L’engagement politique ou le service symbolique
Ma sensibilité au service, je la dois assurément à la politique. Mes années d’implication en politique fédérale, provinciale et municipale, m’ont permis de côtoyer tant des élu(e)s, que du personnel politique ou des militants bénévoles, et aujourd’hui, le système étant ce qu’il est, j’affirme avec certitude que la politique est une admirable école du service.
Je ne saurais bien entendu être ignorante et encore moins insensible au cynisme à l’égard de la chose politique – j’observe d’ailleurs une certaine réserve quant à l’approche hobbesienne du contrat social, mais il demeure qu’à mon sens, la vocation première d’un gouvernement et plus largement toute instance publique et politique demeure le service. En d’autres termes, Servir est l’essence même du politique.
En effet, l’impact du service au sens de « don » est tel qu’il serait fourbe que de ne pas reconnaître la valeur de tels engagements.

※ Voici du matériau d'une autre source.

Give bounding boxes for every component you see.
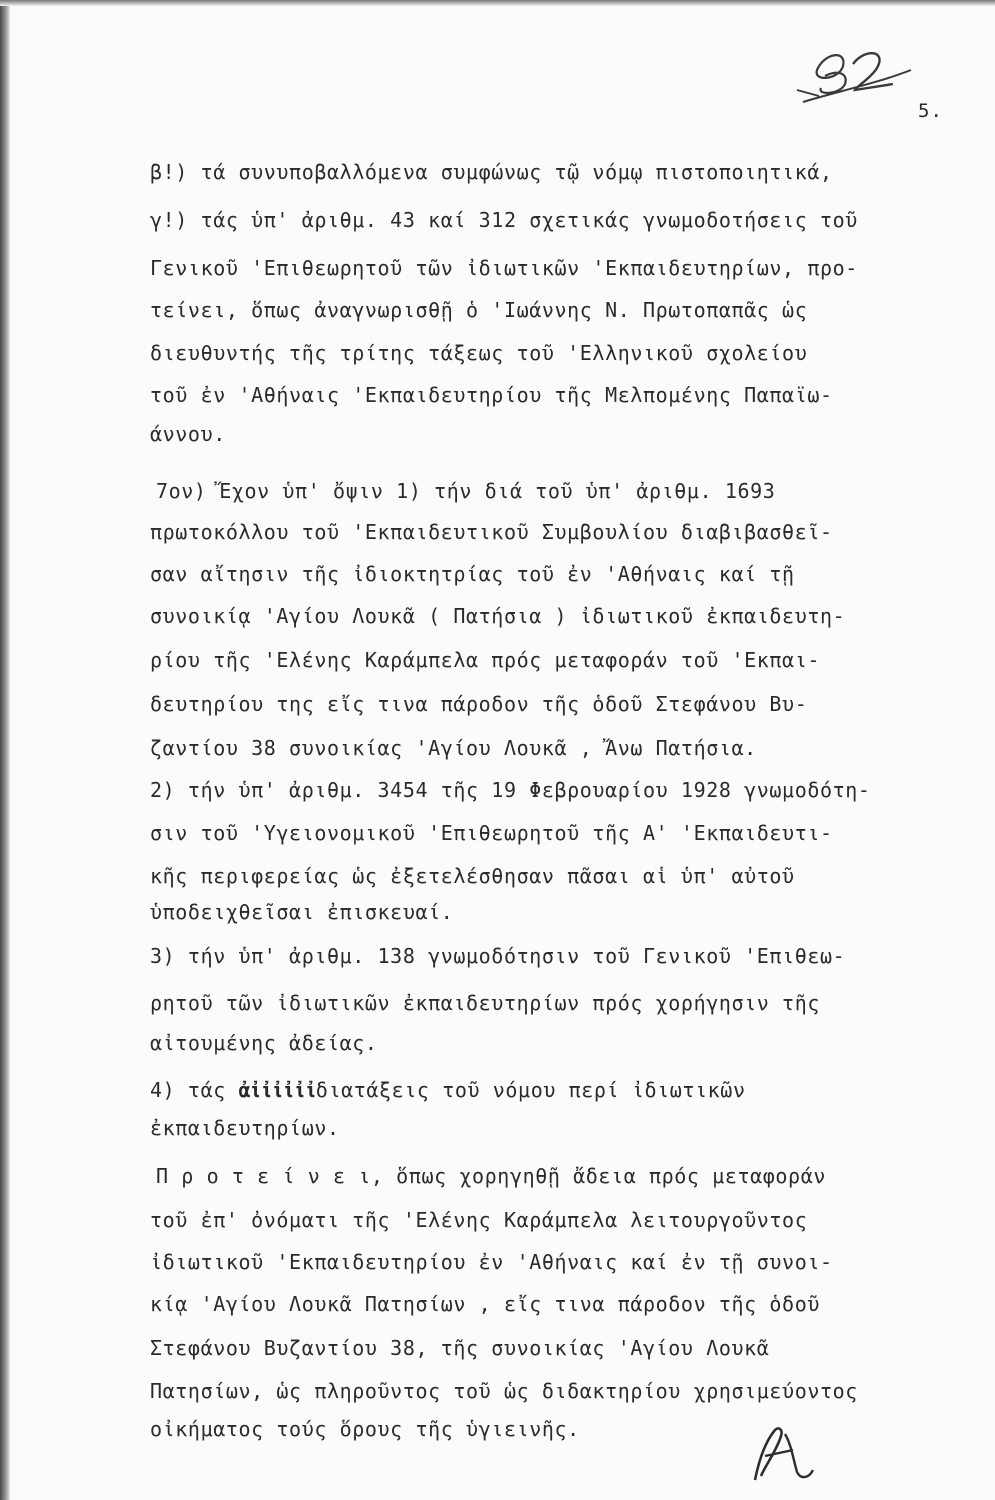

À cet égard, et pour reprendre une lettre ouverte exprimée il y a quelques mois, je dirais que :
« Derrière la politique, il y a la vie, et derrière la fonction, il y a l’humain. Je remercie et encourage tous celles et ceux qui se donnent, avec honneur et intégrité. J’aimerais vous dire que vous ne tombez pas aux oubliettes, mais qu’au contraire, vos efforts et vos acharnements ont raison. Rien ni personne ne vous ôtera vos contributions. Le jeu de la démocratie étant ce qu’il est, vous resterez dans l’histoire et l’estime de plusieurs, ceux qui saisissent la portée de vos implications et réalisations. Merci de vous donner et de vous être donné. »
Je crois que le service change la donne, le service change des vies.
À notre échelle et quelques soit nos défis, nous pouvons et devons nous appliquer à servir, dignement. Et de même qu’une personne qui m’est chère me partageait récemment sa déception quant à la loyauté ou du moins l’absence de loyauté qui régit aujourd’hui nos relations et nos engagements, combien d’entres-nous placent aujourd’hui cette valeur au cœur de nos actions?
Enfin, s’il s’avère que ce billet trouve écho, je vous encouragerais à servir, d’un service teinté d’humilité et de loyauté. De votre pouvoir, de vos capacités et dans votre environnement, avec les armes que vous possédez, celle qui vous font « vous ». On ne peut parler que de ce que l’on sait, et je crois que tous, à notre échelle et dans notre domaine, nous sommes en mesure de nous donner, de servir, et ce, dans la plus belle des libertés.
Alors, parce qu’il est encore temps et de la meilleure façon qui soit, servons.
Cédrick Isham-Calvados est une source d’inspiration pour Malika Danican : « Pour Cédrick, nous sommes bruts et devons inévitablement passer au pressoir de la vie… Et donc, l’idée de revenir au service, c’est un peu revoir les bases de notre individualisme et nous transformer pour être un meilleur produit ».